Slam first published by EyeforFilm
After once more venting her feminist, anti-colonialist, anti-racist anger onstage in an elegantly constructed tirade of words (in fact penned by spoken-word artist/activist Candy Royalle, who has since passed away), Syrian-Australian slam poet Ameena Nasser (Danielle Horvat) vanishes. As he searches for the missing younger sister from whom he had already long since become estranged, ‘Ricky’ (Adam Bakri) – an Anglicisiation of his birth name Tarik – must negotiate not just a hostile media and police harassment, but also an awkward no-man’s-land between his native culture and his adopted nation, even as he is still haunted by the childhood trauma that drove him to migrate, and assimilate, to Australia in the first place. Meanwhile, coming with ghosts of her own, police officer Joanne Hendricks (Rachael Blake) finds her missing persons investigation into Ameena leading her to doubt the prevalent tenets and ideologies of her male superiors – and of her country.

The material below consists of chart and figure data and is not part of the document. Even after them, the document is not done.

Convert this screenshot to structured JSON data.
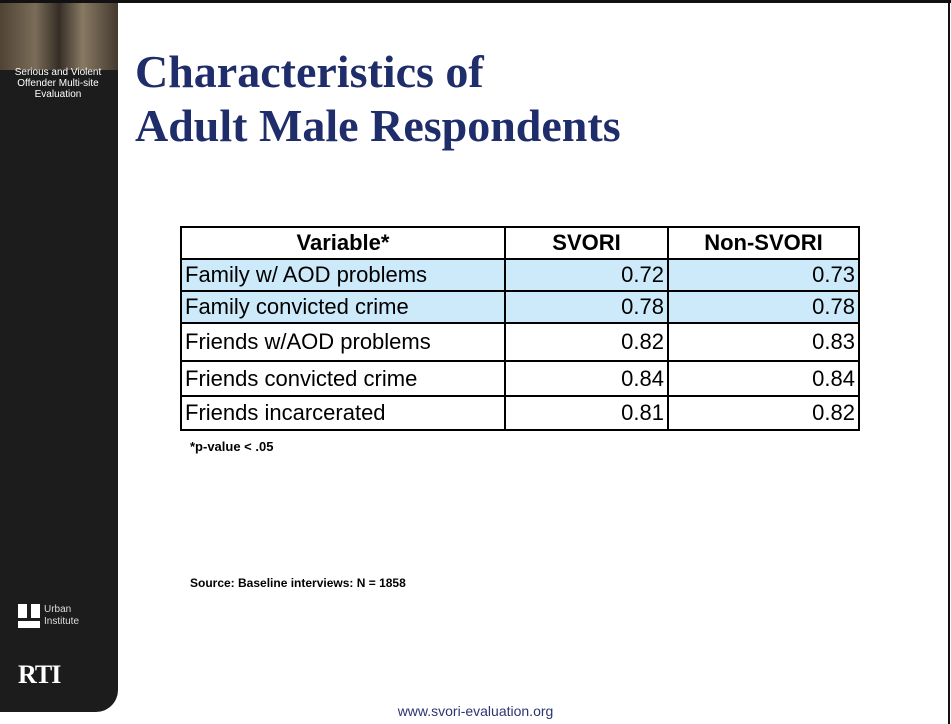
{
  "sidebar": {
    "project": "Serious and Violent Offender Multi-site Evaluation",
    "logos": [
      "Urban Institute",
      "RTI"
    ]
  },
  "header": {
    "title_lines": [
      "Characteristics of",
      "Adult Male Respondents"
    ]
  },
  "table": {
    "columns": [
      "Variable*",
      "SVORI",
      "Non-SVORI"
    ],
    "rows": [
      [
        "Family w/ AOD problems",
        "0.72",
        "0.73"
      ],
      [
        "Family convicted crime",
        "0.78",
        "0.78"
      ],
      [
        "Friends w/AOD problems",
        "0.82",
        "0.83"
      ],
      [
        "Friends convicted crime",
        "0.84",
        "0.84"
      ],
      [
        "Friends incarcerated",
        "0.81",
        "0.82"
      ]
    ]
  },
  "footnote": "*p-value < .05",
  "source": "Source: Baseline interviews: N = 1858",
  "footer": {
    "url": "www.svori-evaluation.org"
  }
}
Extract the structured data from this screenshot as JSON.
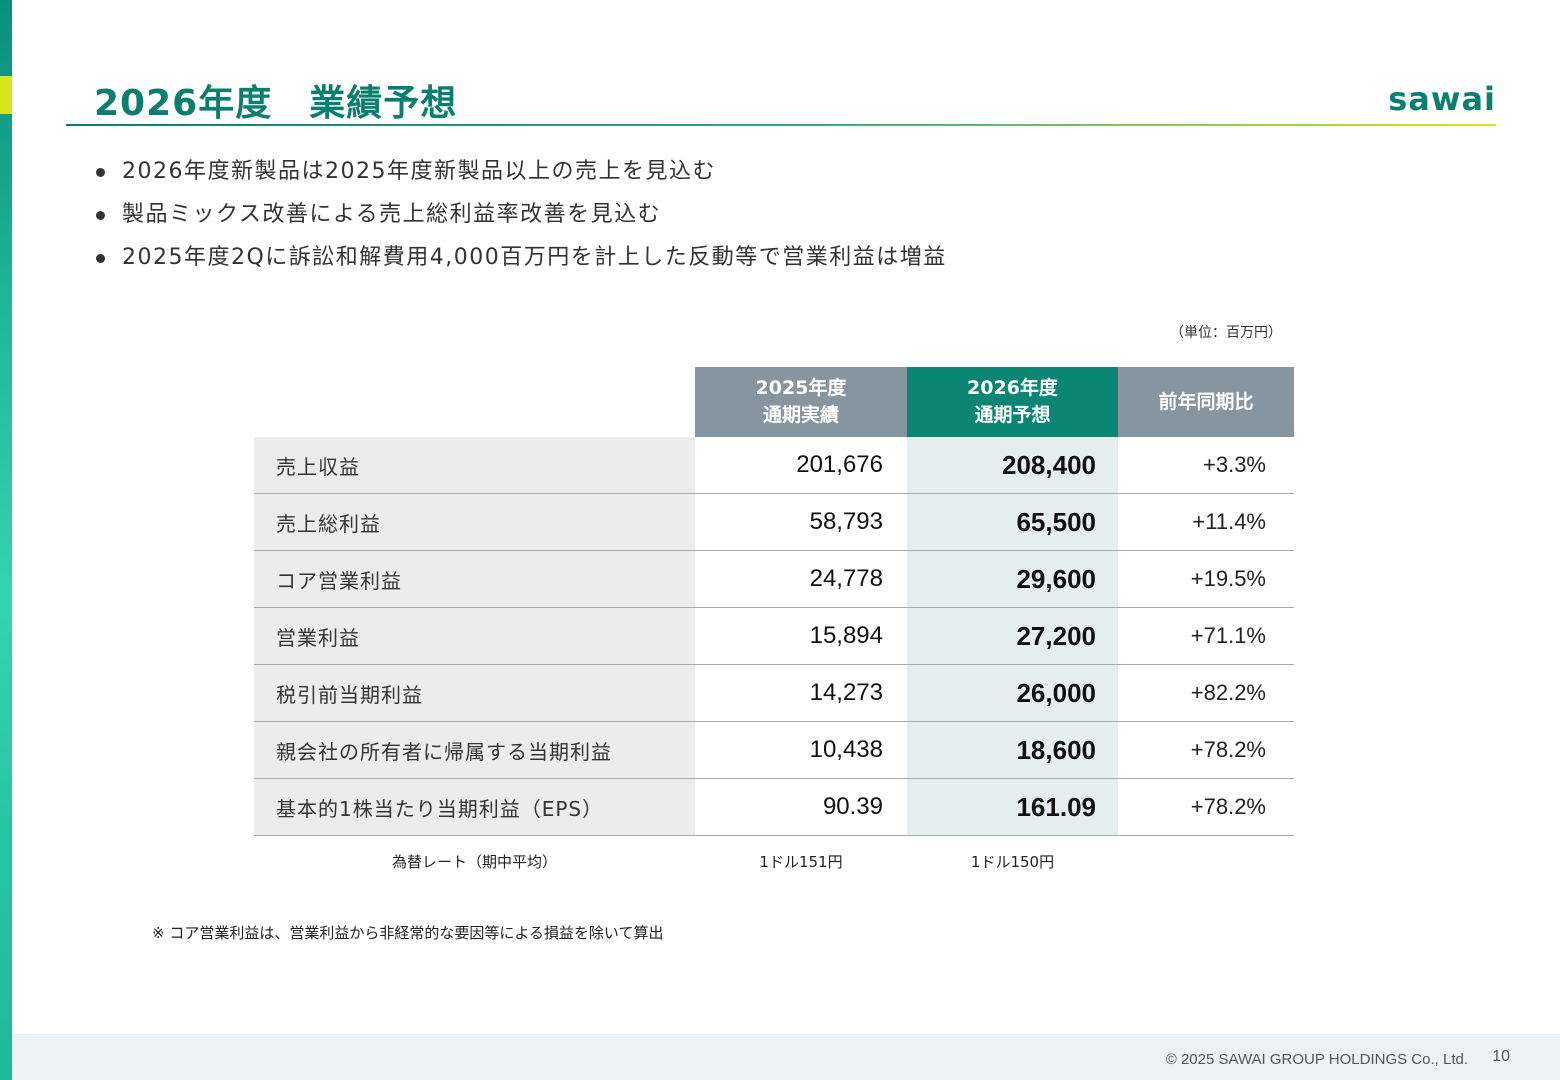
{
  "slide": {
    "title": "2026年度　業績予想",
    "logo_text": "sawai",
    "bullets": [
      "2026年度新製品は2025年度新製品以上の売上を見込む",
      "製品ミックス改善による売上総利益率改善を見込む",
      "2025年度2Qに訴訟和解費用4,000百万円を計上した反動等で営業利益は増益"
    ],
    "unit_note": "（単位：百万円）",
    "table": {
      "headers": {
        "actual_line1": "2025年度",
        "actual_line2": "通期実績",
        "forecast_line1": "2026年度",
        "forecast_line2": "通期予想",
        "yoy": "前年同期比"
      },
      "rows": [
        {
          "label": "売上収益",
          "actual": "201,676",
          "forecast": "208,400",
          "yoy": "+3.3%"
        },
        {
          "label": "売上総利益",
          "actual": "58,793",
          "forecast": "65,500",
          "yoy": "+11.4%"
        },
        {
          "label": "コア営業利益",
          "actual": "24,778",
          "forecast": "29,600",
          "yoy": "+19.5%"
        },
        {
          "label": "営業利益",
          "actual": "15,894",
          "forecast": "27,200",
          "yoy": "+71.1%"
        },
        {
          "label": "税引前当期利益",
          "actual": "14,273",
          "forecast": "26,000",
          "yoy": "+82.2%"
        },
        {
          "label": "親会社の所有者に帰属する当期利益",
          "actual": "10,438",
          "forecast": "18,600",
          "yoy": "+78.2%"
        },
        {
          "label": "基本的1株当たり当期利益（EPS）",
          "actual": "90.39",
          "forecast": "161.09",
          "yoy": "+78.2%"
        }
      ],
      "fx": {
        "label": "為替レート（期中平均）",
        "actual": "1ドル151円",
        "forecast": "1ドル150円"
      }
    },
    "footnote": "※ コア営業利益は、営業利益から非経常的な要因等による損益を除いて算出",
    "copyright": "© 2025 SAWAI GROUP HOLDINGS Co., Ltd.",
    "page_number": "10"
  }
}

All this unfolds against the backdrop of a corresponding disappearance in Syria, as the Australian pilot of a downed fighter plane is abducted by IS, raising the heat and dust of Islamophobia all over the Australian airwaves. Writer/director Partho Sen-Gupta (Let The Wind Blow, 2004; Sunrise, 2014) structures Slam as a mystery thriller, keeping us guessing from the very start whether Ameena has been taken by the online white supremacists who keep sending her death threats, or has joined a militant jihad abroad against the West. It could go either way, but the tension between these two positions engenders a critical dialectic along the Lucky Country’s well-guarded borders of race, class and gender. As a film concerned in part with the question of whether – and how – words (rage-fuelled political poetry, violent online trolling) might lead to action, Slam is itself a little overwritten, hammering home too hard its messages about terrorism (domestic, in every sense, as much as external) and the clash of identity. Still, these are urgent issues, and Sen-Gupta offers a suitably complicated picture of them in compelling dramatic form.